Gandharva

Sono i musici celesti, che dimorano nel paradiso di Indra, compagni e amanti delle Apsaras. Come queste ultime sono esclusivamente di sesso femminile, così i Gandharva sono soltanto maschi. Geni dell'aria e dei boschi, in epoca vedica sono considerati degli spiriti maligni; più tardi il loro atteggiamento diviene più benevolo. In quanto spiriti intermedi tra gli dei e gli uomini, hanno una certa facilità di rapporti con questi ultimi, di cui propiziano e stimolano soprattutto i legami amorosi, il matrimonio e la procreazione; questo perché il sesso e l'amore per le donne sembrano essere uno dei pallini fissi dei Gandharva. Uno dei cinque tipi di matrimonio descritti nelle Leggi di Manu, si chiama proprio il "matrimonio del Gandharva", ed è basato soltanto sul reciproco consenso dell'uomo e della donna, con l'esclusione di ogni altra cerimonia religiosa o civile. Sotto il nome generico di Gandharva sembrano essersi fuse almeno tre tradizioni con caratteri ben distinti. In primo luogo una divinità personale, atmosferica, custode della pioggia, ma di carattere anche solare, poiché si tratta di colui che illumina i mondi. Il nome di questa divinità era Visvavasu, ed è passato in seguito a designare una specie di re o capo di tutti i Gandharva. In secondo luogo una razza di uomini selvaggi, pelosi e dal forte sentore animalesco e di terra, dei quali l'Atkarva Veda sottolinea lo stretto rapporto con l'elemento acqua. Questi esseri sono descritti a volte con la parte superiore del corpo di forma umana, e quella inferiore di uccello, con un paio di ali sulle spalle: altre volte invece come uomini di portamento effeminato. In terzo luogo degli esseri fortemente imparentati con i cavalli, tanto da essere stati a volte descritti di forma analoga ai Centauri cui, secondo una interpretazione oggi non più accettata, sarebbero stati collegati anche etimologicamente (Kentarvos-Gandharva). Secondo la mitologia indiana, i cavalli discendono da uno dei capi dei Gandharva; ed inoltre Varuna, divinità che presiede ai cavalli, è anche il loro diretto referente divino.
Secondo una tradizione tarda, la madre di tutti i cavalli fu una Gandharvi, cioè un Gandharva di sesso femminile, concezione che contrasta però col carattere totalmente mascolino di questi esseri. Questi tre aspetti primitivi si fondono infine in una figura che conserva l'ambiguità e l'incertezza dovute a così divergenti origini. Da un lato quindi i Gandharva vengono considerati esseri radiosi e benevoli, legati soprattutto alla musica, al sesso, e dotati di poteri taumaturgici (anche iCentauri erano legati a tali "specialità" e, secondo De Gubernatis, il loro nome deriverebbe da ganha- arvas = colui che va tra i profumi, con riferimento alla loro conoscenza delle tecniche erboristiche); dall'altro essi sono ritenuti in grado di causare pazzia e sono creduti pericolosi soprattutto al calar del sole: esistono infatti amuleti e formule per avere la protezione contro le loro insidie.

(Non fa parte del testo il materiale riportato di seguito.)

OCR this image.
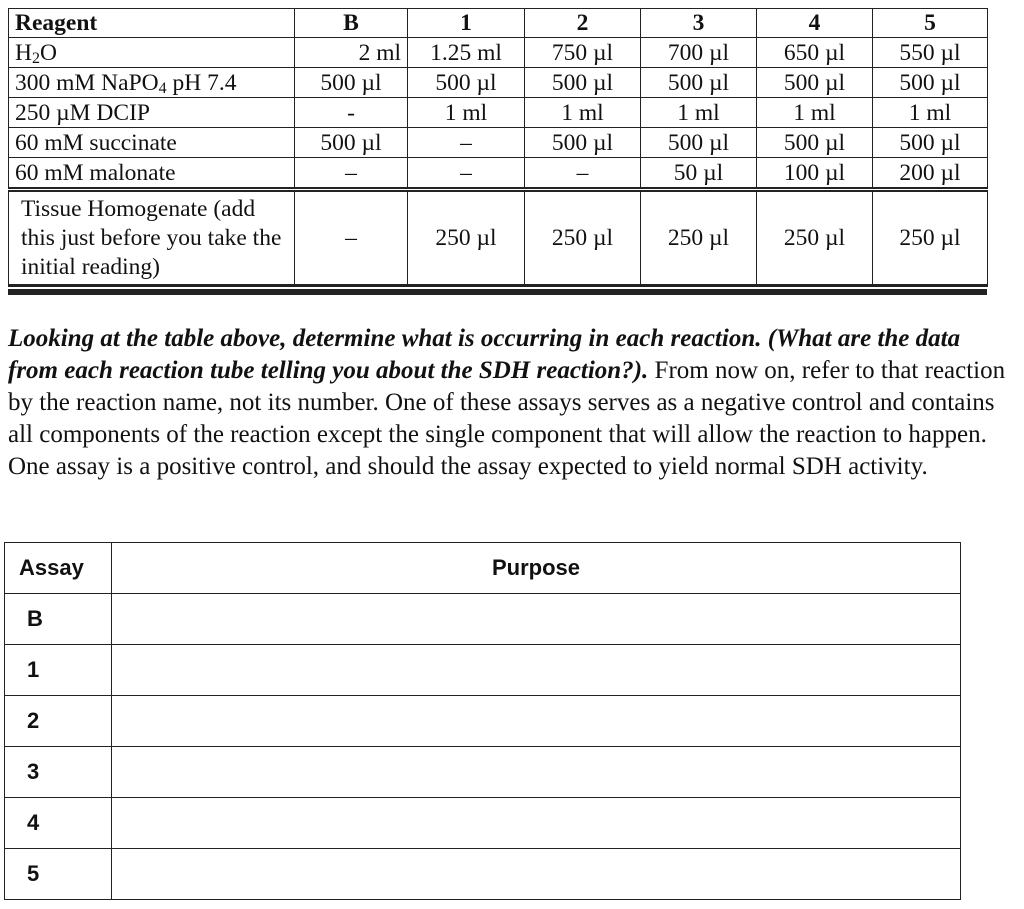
Reagent	B	1	2	3	4	5
$H_2O$	2 ml	1.25 ml	750 µl	700 µl	650 µl	550 µl
300 mM NaPO$_4$ pH 7.4	500 µl	500 µl	500 µl	500 µl	500 µl	500 µl
250 µM DCIP	-	1 ml	1 ml	1 ml	1 ml	1 ml
60 mM succinate	500 µl	–	500 µl	500 µl	500 µl	500 µl
60 mM malonate	–	–	–	50 µl	100 µl	200 µl
Tissue Homogenate (add this just before you take the initial reading)	–	250 µl	250 µl	250 µl	250 µl	250 µl

Looking at the table above, determine what is occurring in each reaction. (What are the data from each reaction tube telling you about the SDH reaction?). From now on, refer to that reaction by the reaction name, not its number. One of these assays serves as a negative control and contains all components of the reaction except the single component that will allow the reaction to happen. One assay is a positive control, and should the assay expected to yield normal SDH activity.

Assay	Purpose
B	
1	
2	
3	
4	
5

Origine e numero dei Gandharva[modifica]

Come per le Apsaras, si raccontano varie e contraddittorie storie sulla loro origine e sul loro numero che, secondo alcune fonti, sarebbe addirittura di 60 milioni. La leggenda più nota che coinvolge i Gandharva, forse ricordo di antiche lotte tra popolazioni nemiche, li oppone ai Naga. Questi ultimi, per ottenere aiuto nella lotta, si rivolsero al dio Vishnu che, preso l'aspetto del re Purukutsa, si introdusse nel campo dei Gandharva, facendone strage. Re dei Gandharva, ed insieme delle Apsaras, era Citra Ratha, che promise ad Arjuna cento cavalli di razza gandharva, capaci di assumere qualsiasi forma, e di esaudire i desideri.